"Wer in Glaubensfragen Gewalt anwendet, kann niemals im Recht sein"

Kaub am Rhein | APD

Herbsttagung des Vereins für Freikirchenforschung in Kaub am Rhein

Kaub am Rhein, 14.10.2014/APD Vom 11. bis 12. Oktober fand die diesjährige Herbsttagung des Vereins für Freikirchenforschung (VFF) in Kaub am Rhein statt. Sie widmete sich dem Thema "Die Freikirchen zwischen politischer Duldung und religiöser Freiheit". Elf Fachreferenten beleuchteten schlaglichtartig Aspekte der Freikirchengeschichte im Spannungsfeld von Intoleranz, Toleranz und Religionsfreiheit.

In der Geschichtsschreibung der evangelischen Freikirchen spielten die Themen Toleranz und Religionsfreiheit eine bedeutende Rolle, teilte Dr. Thomas Hahn-Bruckart, 2. Vorsitzende des VFF, mit. Vor allem die Erfahrungen staatlicher und kirchlicher Repressionen seien für religiöse Minderheiten in Europa bis ins 20. Jahrhundert hinein prägend gewesen.
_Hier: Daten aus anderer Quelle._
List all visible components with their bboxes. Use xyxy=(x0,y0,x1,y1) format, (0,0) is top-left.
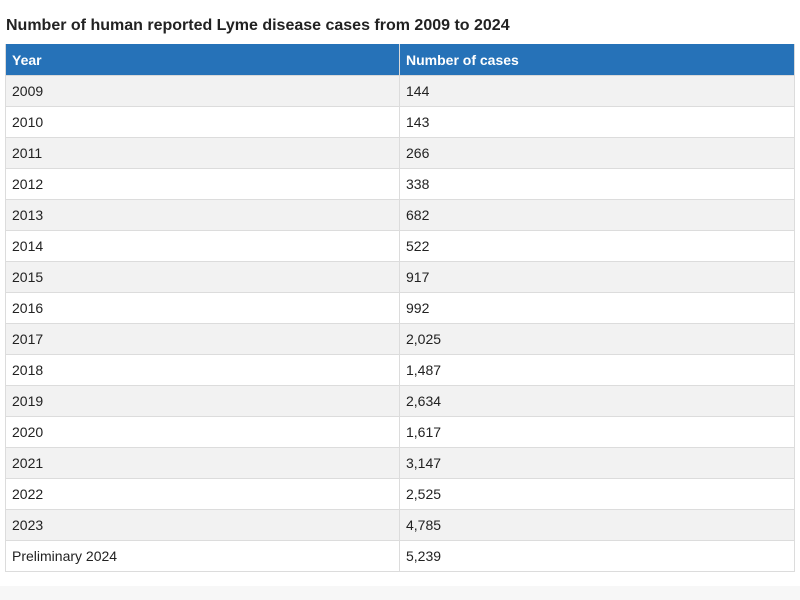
cell-year: 2017 xyxy=(5,323,400,355)
cell-cases: 1,487 xyxy=(399,354,795,386)
cell-cases: 917 xyxy=(399,261,795,293)
table-row: 2017 2,025 xyxy=(5,323,795,355)
cell-year: 2016 xyxy=(5,292,400,324)
cell-cases: 682 xyxy=(399,199,795,231)
table-row: 2021 3,147 xyxy=(5,447,795,479)
cell-year: 2013 xyxy=(5,199,400,231)
column-header-cases: Number of cases xyxy=(399,44,795,76)
cell-year: 2019 xyxy=(5,385,400,417)
table-row: 2009 144 xyxy=(5,75,795,107)
cell-year: 2023 xyxy=(5,509,400,541)
cell-year: 2012 xyxy=(5,168,400,200)
cell-year: 2011 xyxy=(5,137,400,169)
cell-cases: 266 xyxy=(399,137,795,169)
cell-cases: 2,025 xyxy=(399,323,795,355)
table-row: 2015 917 xyxy=(5,261,795,293)
table-row: 2020 1,617 xyxy=(5,416,795,448)
table-row: 2010 143 xyxy=(5,106,795,138)
table-title: Number of human reported Lyme disease ca… xyxy=(6,17,510,34)
table-row: 2018 1,487 xyxy=(5,354,795,386)
cell-year: 2015 xyxy=(5,261,400,293)
cell-cases: 2,525 xyxy=(399,478,795,510)
lyme-cases-table: Year Number of cases 2009 144 2010 143 2011 2… xyxy=(5,44,795,572)
cell-year: 2021 xyxy=(5,447,400,479)
cell-cases: 338 xyxy=(399,168,795,200)
cell-year: 2009 xyxy=(5,75,400,107)
table-row: 2012 338 xyxy=(5,168,795,200)
cell-cases: 2,634 xyxy=(399,385,795,417)
cell-year: 2018 xyxy=(5,354,400,386)
table-row: 2011 266 xyxy=(5,137,795,169)
cell-cases: 992 xyxy=(399,292,795,324)
column-header-year: Year xyxy=(5,44,400,76)
cell-cases: 1,617 xyxy=(399,416,795,448)
cell-year: 2010 xyxy=(5,106,400,138)
cell-year: 2022 xyxy=(5,478,400,510)
table-row: 2019 2,634 xyxy=(5,385,795,417)
table-header-row: Year Number of cases xyxy=(5,44,795,76)
cell-cases: 522 xyxy=(399,230,795,262)
table-row: Preliminary 2024 5,239 xyxy=(5,540,795,572)
cell-cases: 144 xyxy=(399,75,795,107)
table-row: 2013 682 xyxy=(5,199,795,231)
cell-cases: 3,147 xyxy=(399,447,795,479)
cell-year: 2014 xyxy=(5,230,400,262)
page-bottom-strip xyxy=(0,586,800,600)
cell-year: Preliminary 2024 xyxy=(5,540,400,572)
table-body: 2009 144 2010 143 2011 266 2012 338 2013 682 2014 5… xyxy=(5,75,795,572)
cell-cases: 143 xyxy=(399,106,795,138)
table-row: 2023 4,785 xyxy=(5,509,795,541)
cell-cases: 5,239 xyxy=(399,540,795,572)
table-row: 2016 992 xyxy=(5,292,795,324)
table-row: 2022 2,525 xyxy=(5,478,795,510)
cell-cases: 4,785 xyxy=(399,509,795,541)
table-row: 2014 522 xyxy=(5,230,795,262)
cell-year: 2020 xyxy=(5,416,400,448)
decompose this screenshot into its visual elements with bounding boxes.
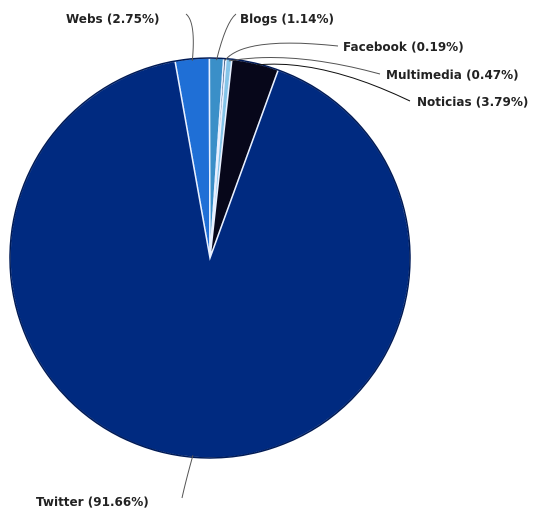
- label-twitter: Twitter (91.66%): [36, 495, 149, 509]
- pie-outline: [9, 57, 411, 459]
- slice-labels: Webs (2.75%) Blogs (1.14%) Facebook (0.1…: [36, 12, 528, 509]
- leader-facebook: [224, 42, 339, 61]
- leader-lines: [181, 13, 411, 499]
- label-blogs: Blogs (1.14%): [240, 12, 334, 26]
- leader-twitter: [181, 455, 194, 499]
- pie-slices: [9, 57, 411, 459]
- leader-multimedia: [228, 56, 381, 75]
- label-webs: Webs (2.75%): [66, 12, 159, 26]
- leader-webs: [185, 13, 194, 61]
- leader-blogs: [216, 13, 237, 61]
- label-multimedia: Multimedia (0.47%): [386, 68, 519, 82]
- label-noticias: Noticias (3.79%): [417, 95, 528, 109]
- label-facebook: Facebook (0.19%): [343, 40, 464, 54]
- leader-noticias: [254, 63, 411, 102]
Professor Dr. Erich Geldbach (Marburg) ging in seinem Eröffnungsreferat dem Thema "(In)Toleranz und Religionsfreiheit in der Geschichte der Freikirchen" nach. Anhand verschiedener Beispiele zeichnete er eine Entwicklung nach, in der auch die Toleranzbemühungen von Oliver Cromwell, John Locke und William Penn gewürdigt wurden. Einprägsam auch die Aussage: "Wer in Glaubensfragen Gewalt anwendet, kann niemals im Recht sein."
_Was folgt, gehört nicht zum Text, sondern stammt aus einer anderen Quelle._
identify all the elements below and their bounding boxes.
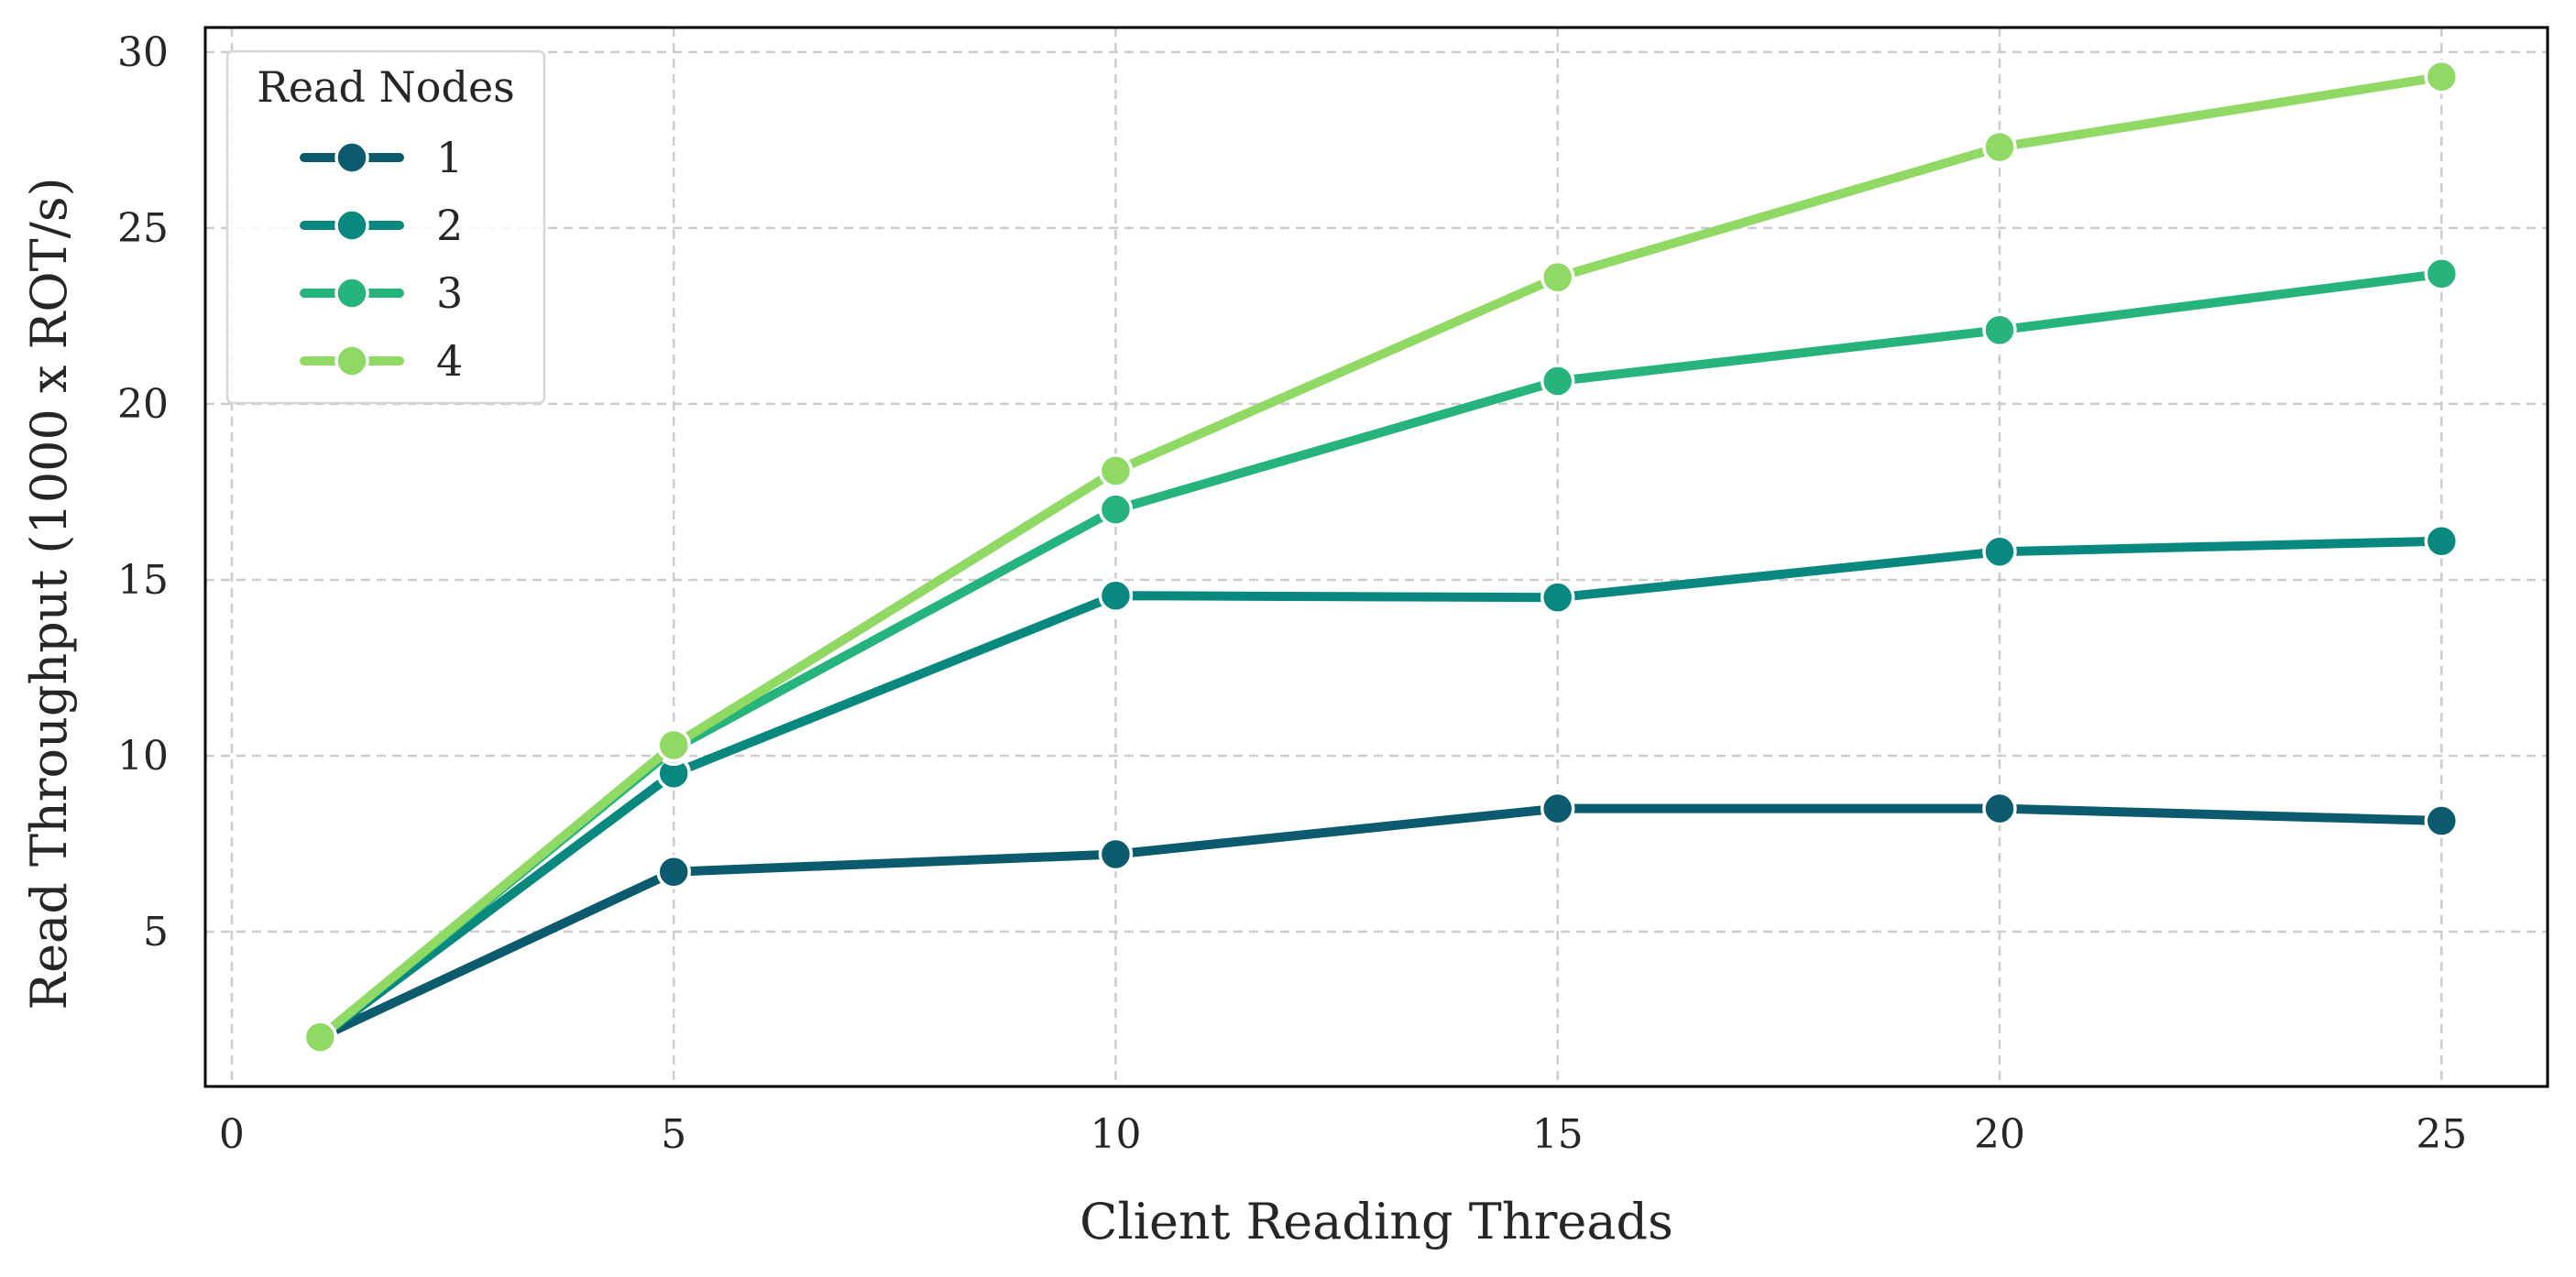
series-3-point xyxy=(1540,364,1575,398)
series-4-point xyxy=(1098,453,1134,488)
x-tick-label: 15 xyxy=(1532,1111,1584,1158)
y-axis-ticks: 5 10 15 20 25 30 xyxy=(117,29,169,955)
series-2-point xyxy=(2424,523,2460,559)
legend-label: 1 xyxy=(436,133,463,182)
x-tick-label: 25 xyxy=(2416,1111,2467,1158)
series-1-line xyxy=(315,803,2447,1042)
legend-marker xyxy=(334,140,369,175)
y-tick-label: 5 xyxy=(143,909,169,955)
series-4-point xyxy=(1540,259,1575,295)
x-tick-label: 20 xyxy=(1974,1111,2025,1158)
legend-label: 2 xyxy=(436,201,463,250)
x-axis-ticks: 0 5 10 15 20 25 xyxy=(219,1111,2467,1158)
x-tick-label: 5 xyxy=(661,1111,686,1158)
series-4-point xyxy=(656,727,691,763)
series-3-line xyxy=(315,268,2447,1042)
series-2-line xyxy=(315,536,2447,1042)
y-tick-label: 15 xyxy=(117,557,169,604)
series-4-point xyxy=(1982,129,2017,165)
legend-marker xyxy=(334,276,369,311)
legend-label: 3 xyxy=(436,268,463,318)
grid xyxy=(205,27,2548,1086)
series-1-point xyxy=(2424,803,2460,838)
x-tick-label: 0 xyxy=(219,1111,245,1158)
series-4-line xyxy=(315,71,2447,1042)
legend-item-4: 4 xyxy=(300,336,463,386)
legend-marker xyxy=(334,344,369,378)
series-2 xyxy=(302,523,2460,1054)
legend: Read Nodes 1 2 3 4 xyxy=(225,49,546,405)
legend-item-3: 3 xyxy=(300,268,463,318)
legend-label: 4 xyxy=(436,336,463,386)
y-tick-label: 20 xyxy=(117,381,169,428)
series-1-point xyxy=(1982,791,2017,826)
x-tick-label: 10 xyxy=(1090,1111,1141,1158)
y-tick-label: 30 xyxy=(117,29,169,76)
series-1-point xyxy=(1098,836,1134,872)
series-lines xyxy=(302,60,2460,1054)
legend-item-2: 2 xyxy=(300,201,463,250)
series-2-point xyxy=(1540,580,1575,615)
series-1-point xyxy=(656,854,691,890)
y-tick-label: 25 xyxy=(117,205,169,252)
plot-frame xyxy=(203,26,2549,1088)
series-3 xyxy=(302,256,2460,1054)
series-2-point xyxy=(1982,534,2017,569)
legend-item-1: 1 xyxy=(300,133,463,182)
series-1 xyxy=(302,791,2460,1054)
legend-title: Read Nodes xyxy=(257,62,515,112)
series-2-point xyxy=(1098,578,1134,613)
legend-marker xyxy=(334,208,369,243)
series-3-point xyxy=(2424,256,2460,291)
y-axis-title: Read Throughput (1000 x ROT/s) xyxy=(20,177,78,1010)
series-3-point xyxy=(1982,312,2017,348)
series-1-point xyxy=(1540,791,1575,826)
legend-items: 1 2 3 4 xyxy=(300,133,463,386)
x-axis-title: Client Reading Threads xyxy=(1080,1193,1673,1250)
series-3-point xyxy=(1098,492,1134,527)
series-4 xyxy=(302,60,2460,1054)
y-tick-label: 10 xyxy=(117,733,169,780)
series-4-point xyxy=(302,1020,338,1054)
series-4-point xyxy=(2424,60,2460,94)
Das Referat von Dr. Thomas Hahn-Bruckart (Mainz) beschäftigte sich mit der "(In)Toleranz bei Martin Luther". Dabei beleuchtete er Luthers Auseinandersetzung mit anderen reformatorischen Strömungen, die nicht seiner Auffassung entsprachen. Von Luther gebrauchte Kampfnamen, wie zum Beispiel "Schwärmer", hätten sich immer weiter ausgeweitet und dadurch unterschiedliche Personen und Gruppen diffamiert. Der Begriff des "Schwärmers" sei im Luthertum in den folgenden Jahrhunderten auf verschiedene religiöse Phänomene angewendet worden. Dadurch hätten sich Schlagworte und Diffamierungen durchsetzen können.

Dr. Astrid von Schlachta (Regensburg) sprach über "(In)Toleranz und Gewissensfreiheit als Themen und Erfahrungswelten des frühneuzeitlichen Täufertums". Täufer hätten sehr wohl einen Einfluss auf die Toleranzdiskussion gehabt, und bei ihnen fänden sich auch frühe Ausdrucksformen von Religionsfreiheit. Gleichwohl lasse sich aber auch beobachten, dass sie Gleichgesinnten das wahre Täufertum abgesprochen hätten.
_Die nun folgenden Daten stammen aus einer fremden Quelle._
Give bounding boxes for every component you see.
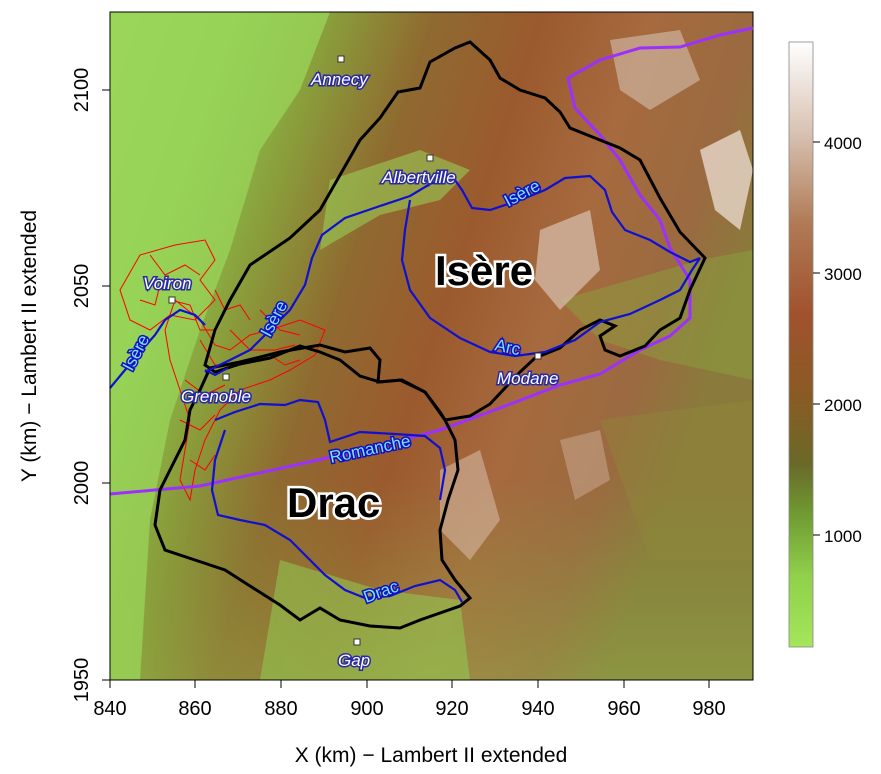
y-axis: 1950 2000 2050 2100 Y (km) − Lambert II … bbox=[18, 12, 111, 703]
y-tick-label: 2000 bbox=[71, 461, 93, 506]
terrain-raster bbox=[110, 12, 753, 680]
colorbar-tick-label: 1000 bbox=[824, 527, 862, 546]
basin-label-isere: Isère bbox=[435, 247, 533, 294]
colorbar-tick-label: 4000 bbox=[824, 134, 862, 153]
elevation-colorbar: 1000 2000 3000 4000 bbox=[788, 41, 862, 648]
city-marker-gap bbox=[353, 638, 361, 646]
city-label-gap: Gap bbox=[338, 651, 370, 670]
colorbar-tick-label: 3000 bbox=[824, 265, 862, 284]
city-marker-annecy bbox=[337, 55, 345, 63]
y-axis-title: Y (km) − Lambert II extended bbox=[18, 210, 41, 482]
city-markers bbox=[168, 55, 542, 646]
x-tick-label: 980 bbox=[692, 698, 725, 720]
city-marker-albertville bbox=[426, 154, 434, 162]
river-grenoble-segment bbox=[204, 367, 229, 377]
x-tick-label: 940 bbox=[521, 698, 554, 720]
x-tick-label: 920 bbox=[435, 698, 468, 720]
x-tick-label: 880 bbox=[264, 698, 297, 720]
river-network bbox=[109, 174, 701, 603]
x-axis: 840 860 880 900 920 940 960 980 X (km) −… bbox=[93, 679, 753, 767]
x-tick-label: 840 bbox=[93, 698, 126, 720]
city-marker-modane bbox=[534, 352, 542, 360]
colorbar-tick-label: 2000 bbox=[824, 396, 862, 415]
city-label-grenoble: Grenoble bbox=[181, 387, 251, 406]
y-tick-label: 2100 bbox=[71, 68, 93, 113]
x-axis-title: X (km) − Lambert II extended bbox=[295, 744, 568, 767]
city-label-voiron: Voiron bbox=[143, 274, 192, 293]
basin-drac-outline bbox=[153, 343, 473, 630]
city-label-annecy: Annecy bbox=[310, 70, 369, 89]
x-tick-label: 900 bbox=[350, 698, 383, 720]
city-marker-voiron bbox=[168, 296, 176, 304]
sub-catchments bbox=[119, 239, 326, 502]
city-label-modane: Modane bbox=[497, 369, 558, 388]
x-tick-label: 860 bbox=[178, 698, 211, 720]
basin-label-drac: Drac bbox=[287, 479, 380, 526]
city-label-albertville: Albertville bbox=[381, 168, 456, 187]
x-tick-label: 960 bbox=[607, 698, 640, 720]
border-line bbox=[109, 26, 754, 496]
y-tick-label: 1950 bbox=[71, 658, 93, 703]
city-marker-grenoble bbox=[222, 373, 230, 381]
y-tick-label: 2050 bbox=[71, 264, 93, 309]
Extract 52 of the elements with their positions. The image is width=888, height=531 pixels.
Dr. Hedwig Richter (Greifswald) befasste sich mit der Herrnhuter Brüderunität im 19. und 20. Jahrhundert. Ihre These: "Die Theologie der Brüderunität passte sich den jeweiligen Gegebenheiten an." Jede Anpassung hätte mit Traditionen legitimiert werden können. Der Brüdergemeine sei es vorrangig um das Überleben gegangen. Disziplinarische Maßnahmen (Kirchen-/Gemeindezucht) oder dogmatische Lehrsätze seien zweitrangig gewesen. Die verstärkte Flexibilität der Herrnhuter hätte sich auch in Anpassungen während der NS-Zeit und der DDR-Geschichte gezeigt.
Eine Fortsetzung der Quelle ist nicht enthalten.